Other antiquated combo permutations that date back to the 1970s include a combination heater/stove/oven, (Duette), and a heater/water heater amalgamation, (Thermal Twin); both nightmares to service because of their compactness and individual quirkiness. I’m sure the younger RV technicians today are dumbfounded when one of these old combo units rolls into the service bay!
Today’s larger rigs can enjoy never-ending hot water and multiple heating zones provided by hydronic heating units. Hydronic heating systems provide a continuous supply of hot water for the fresh plumbing system plus comfort heat for the interior. Employing a diesel-fired burner or a propane burner, combined with 120-volt AC heating elements, these types of “on-demand” systems are much appreciated and handy for those slightly chilly mornings. The diesel or propane burner can be bypassed using heat supplied by an electric heating element, thereby conserving on-board fuel.
From a comprehensive annual maintenance standpoint, a detailed furnace clean and service procedure involves removal from the coach, partial or complete disassembly, new gaskets and a full bench evaluation; all outside the realm of the typical RVer.
In addition, a three-fold testing process of the main propane pressure regulator and distribution system (including setting the correct delivery line pressure) is also performed by the pros. But from a user’s standpoint, there are tasks the average RV handyperson can perform that will be most advantageous to preserving the integrity of the RV heating system. Four key areas come to the fore:
In a normal sequence, the spinning of the main blower wheel closes a device called a sail switch (so named since this small electrical switch is outfitted with a large “sail” or paddle that catches the air moved by the blower wheel). Even though adjusting the wall thermostat actually initiates the heating cycle, it’s the closing of the sail switch that starts the internal electrical sequence of furnace operation.
If the blower wheel is weighted down with excess dust and lint, (see photo), it will not spin fast enough to close the sail switch (also called an “air prover” switch, by the way). It “proves” the fan is spinning fast enough, bringing in enough air to support combustion. Too much weight, the slower the spin; the slower the spin, the sail switch does not close. An open sail switch; the furnace fails to ignite.

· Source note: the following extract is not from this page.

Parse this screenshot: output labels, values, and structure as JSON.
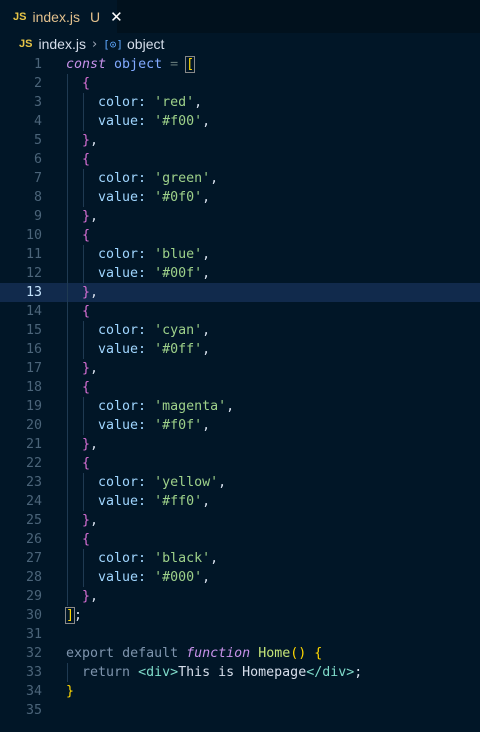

If you have compressed air available, while vacuuming, blow out all internal sections of the furnace. Be sure to wear the appropriate eye protection, as dust and dirt will certainly be blown about. The goal is to keep the insides of the furnace assembly as clean as possible. Wipe all surfaces down with a damp shop rag.
If the wall thermostat is the older mechanical type, it is still possible to clean and preserve the contact points as you would the circuit board above. There are multitudes of these simple, bi-metallic types out there. If yours looks the one in the photo, it will be necessary to remove the clear plastic cover to expose the two contact points.
Cleanliness of the warm air ducting is also crucial. Some heating systems incorporate a central, manifold ducting system either in the floor or the ceiling. Others simply have individual ducts running above the floor, under cabinets, through partition walls to each major section of the coach. Regardless of the type of delivery ducting in your rig, remove each register and vacuum as far into each duct as possible. Take care not to rip or tear the 4-inch round flexible ducting, if so equipped. The duct in this photo, discovered during an annually cleaning procedure, turned out to be the perfect location for mice to nest! Not only a fire hazard, it certainly contributed to erratic furnace operation.
In this photo it appears the furnace compartment door is cut too short. Actually, the decorative grill work restricted the return air flow (reducing the number of square inches through the door), to the extent that this gap below the door was necessary to bring it back within spec.
So as the approaching fall months lure us out to see the beauty, proactive coach owners will be diligent about having clean heating system components. They will also maintain a healthy battery system in order to power the furnace properly. Additionally, they will have inspected their ductwork for obstructions. And you know they will certainly not store cargo in the furnace compartment or otherwise block the path of return air.